Bazı tesettür konfeksiyon firmaları defileler tertipliyor, birkaç gün önce mayo defilesinde arzı endam eden mankenlere avrupai elbiseler giydiriliyor, başlarına örtü örtülüyor, oluyor tesettür defilesi. Bunlarla belki ticaret yapılır, iyi para kazanılır ama… Bir tesettür defilesinde teşhir edilen kıyafetlerin en az yarısının millî ve geleneksel elbiseler ve başörtüler olması gerekir.

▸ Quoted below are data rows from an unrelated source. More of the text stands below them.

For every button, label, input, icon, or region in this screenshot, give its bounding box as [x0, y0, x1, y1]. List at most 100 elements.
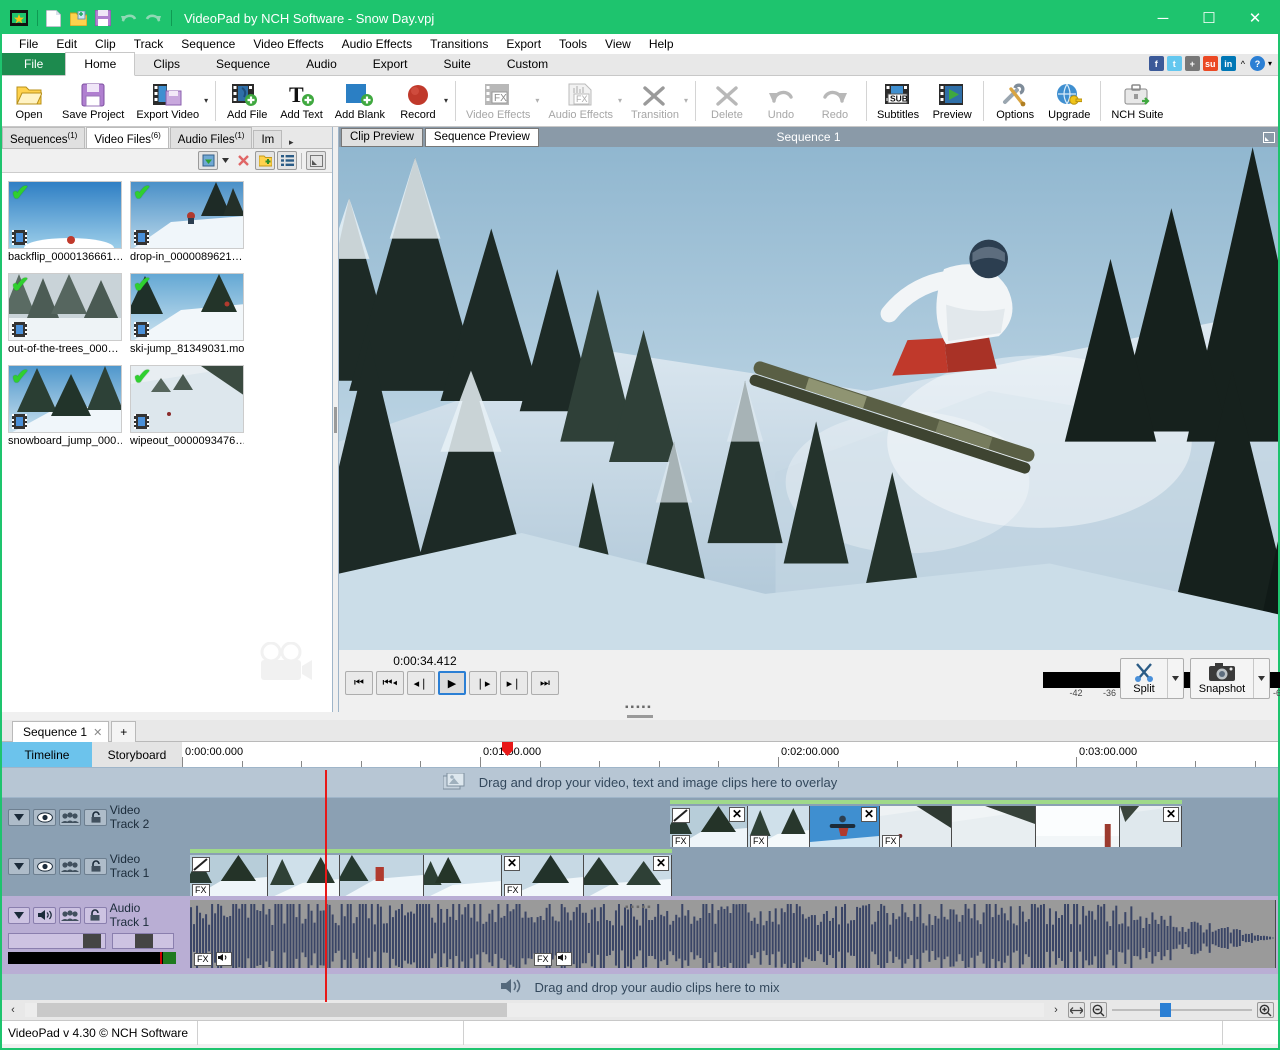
mixer-icon[interactable] [59, 809, 81, 826]
ribbon-tab-sequence[interactable]: Sequence [198, 53, 288, 75]
clip-speaker-icon[interactable] [216, 952, 232, 966]
ribbon-tab-home[interactable]: Home [65, 52, 135, 76]
add-sequence-button[interactable]: + [111, 721, 136, 742]
track-menu-caret[interactable] [8, 809, 30, 826]
timeline-clip[interactable] [1036, 806, 1120, 847]
timeline-clip[interactable]: ✕ [584, 855, 672, 896]
menu-track[interactable]: Track [125, 34, 173, 54]
next-clip-button[interactable]: ▸❘ [500, 671, 528, 695]
media-thumbnail[interactable]: ✔snowboard_jump_000… [8, 365, 122, 447]
media-tab-video-files[interactable]: Video Files(6) [86, 127, 168, 149]
media-thumbnail[interactable]: ✔drop-in_0000089621… [130, 181, 244, 263]
timeline-clip[interactable]: FX ✕ [502, 855, 584, 896]
timeline-clip[interactable] [424, 855, 502, 896]
timeline-clip[interactable]: FX✕ [670, 806, 748, 847]
clip-speaker-icon[interactable] [556, 952, 572, 966]
menu-help[interactable]: Help [640, 34, 683, 54]
menu-edit[interactable]: Edit [47, 34, 86, 54]
clip-fx-badge[interactable]: FX [882, 835, 900, 847]
track-lane[interactable]: FXFX [182, 896, 1278, 974]
transition-marker-icon[interactable]: ✕ [504, 856, 520, 871]
step-back-button[interactable]: ◂❘ [407, 671, 435, 695]
help-caret-icon[interactable]: ▾ [1268, 59, 1272, 68]
menu-transitions[interactable]: Transitions [421, 34, 497, 54]
save-project-button[interactable]: Save Project [56, 76, 130, 125]
step-forward-button[interactable]: ❘▸ [469, 671, 497, 695]
facebook-icon[interactable]: f [1149, 56, 1164, 71]
zoom-in-icon[interactable] [1257, 1002, 1274, 1018]
fade-handle-icon[interactable] [192, 857, 210, 872]
timeline-clip[interactable] [340, 855, 424, 896]
list-view-icon[interactable] [277, 151, 297, 170]
tab-scroll-right-icon[interactable]: ▸ [283, 137, 299, 148]
scroll-left-button[interactable]: ‹ [6, 1004, 20, 1016]
transition-marker-icon[interactable]: ✕ [1163, 807, 1179, 822]
snapshot-caret-icon[interactable] [1253, 659, 1269, 698]
menu-audio-effects[interactable]: Audio Effects [333, 34, 422, 54]
lock-icon[interactable] [84, 907, 106, 924]
timeline-clip[interactable]: ✕ [1120, 806, 1182, 847]
linkedin-icon[interactable]: in [1221, 56, 1236, 71]
preview-button[interactable]: Preview [925, 76, 979, 125]
zoom-out-icon[interactable] [1090, 1002, 1107, 1018]
snapshot-button[interactable]: Snapshot [1190, 658, 1270, 699]
add-text-button[interactable]: TAdd Text [274, 76, 329, 125]
transition-marker-icon[interactable]: ✕ [861, 807, 877, 822]
help-icon[interactable]: ? [1250, 56, 1265, 71]
ribbon-tab-export[interactable]: Export [355, 53, 426, 75]
menu-view[interactable]: View [596, 34, 640, 54]
timeline-view-tab-timeline[interactable]: Timeline [2, 742, 92, 767]
timeline-clip[interactable]: FX [748, 806, 810, 847]
timeline-clip[interactable] [952, 806, 1036, 847]
timeline-clip[interactable]: FX [880, 806, 952, 847]
mixer-icon[interactable] [59, 907, 81, 924]
clip-fx-badge[interactable]: FX [194, 953, 212, 966]
clip-fx-badge[interactable]: FX [672, 835, 690, 847]
add-blank-button[interactable]: Add Blank [329, 76, 391, 125]
record-button[interactable]: Record [391, 76, 445, 125]
menu-video-effects[interactable]: Video Effects [244, 34, 332, 54]
media-thumbnail[interactable]: ✔backflip_0000136661… [8, 181, 122, 263]
detach-icon[interactable] [1260, 127, 1278, 147]
menu-tools[interactable]: Tools [550, 34, 596, 54]
go-to-end-button[interactable]: ⏭ [531, 671, 559, 695]
media-thumbnail[interactable]: ✔ski-jump_81349031.mov [130, 273, 244, 355]
speaker-icon[interactable] [33, 907, 55, 924]
lock-icon[interactable] [84, 858, 106, 875]
preview-tab-clip-preview[interactable]: Clip Preview [341, 128, 423, 147]
visibility-eye-icon[interactable] [33, 809, 55, 826]
nch-suite-button[interactable]: NCH Suite [1105, 76, 1169, 125]
thumbnail-image[interactable]: ✔ [8, 181, 122, 249]
open-project-icon[interactable] [67, 8, 89, 28]
clip-fx-badge[interactable]: FX [192, 884, 210, 896]
twitter-icon[interactable]: t [1167, 56, 1182, 71]
track-lane[interactable]: FX✕FX✕FX✕ [182, 798, 1278, 847]
track-menu-caret[interactable] [8, 907, 30, 924]
upgrade-button[interactable]: Upgrade [1042, 76, 1096, 125]
track-menu-caret[interactable] [8, 858, 30, 875]
previous-clip-button[interactable]: ⏮◂ [376, 671, 404, 695]
maximize-button[interactable]: ☐ [1186, 2, 1232, 34]
media-thumbnail[interactable]: ✔out-of-the-trees_000… [8, 273, 122, 355]
ribbon-tab-suite[interactable]: Suite [425, 53, 488, 75]
clip-fx-badge[interactable]: FX [504, 884, 522, 896]
menu-export[interactable]: Export [497, 34, 550, 54]
preview-tab-sequence-preview[interactable]: Sequence Preview [425, 128, 539, 147]
media-tab-sequences[interactable]: Sequences(1) [2, 127, 85, 148]
scroll-thumb[interactable] [37, 1003, 507, 1017]
play-button[interactable]: ▶ [438, 671, 466, 695]
subtitles-button[interactable]: SUBSubtitles [871, 76, 925, 125]
scroll-track[interactable] [25, 1003, 1044, 1017]
ribbon-tab-custom[interactable]: Custom [489, 53, 566, 75]
scroll-right-button[interactable]: › [1049, 1004, 1063, 1016]
media-tab-im[interactable]: Im [253, 130, 282, 148]
add-file-button[interactable]: Add File [220, 76, 274, 125]
thumbnail-image[interactable]: ✔ [130, 365, 244, 433]
minimize-button[interactable]: ─ [1140, 2, 1186, 34]
track-lane[interactable]: FX FX ✕ ✕ [182, 847, 1278, 896]
timeline-clip[interactable] [268, 855, 340, 896]
pan-slider[interactable] [112, 933, 174, 949]
go-to-start-button[interactable]: ⏮ [345, 671, 373, 695]
stumbleupon-icon[interactable]: su [1203, 56, 1218, 71]
clip-fx-badge[interactable]: FX [750, 835, 768, 847]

Çok zengin, çok imkânlı, çok varlıklı, çok seçkin Müslümanlar var. Bunların hanımlarının ve kızlarının başlarını sıradan, uyduruk, allı güllü bezlerle örtmeleri ayıptır.

Kaliteli bir başörtüsü nasıl olmalıdır?..

-El dokuması ham ipek kumaş. Üzerinde tabiî boyalarla yapılmış nakışlar, desenler olabilir. Herhalûkârda, İslâm, Türk, Anadolu, Osmanlı zevki ve sanatı yansıtmalıdır.

– Elle iğrilmiş kaliteli yün ipliklerle dokunmuş yün kumaşlar. Bayburt ve civarındaki ihramların kumaşları gibi. Bunlar ya koyunun yününün tabiî rengiyle renkli olmalı yahut bitkilerden, madenlerden, deniz hayvanlarından, böceklerden çıkartılan tabiî boyalarla renklendirilmiş olmalıdır.

– Sade ve çok sanatlı olmak şartıyla ebrulu örtüler ve eşarplar da kullanılabilir.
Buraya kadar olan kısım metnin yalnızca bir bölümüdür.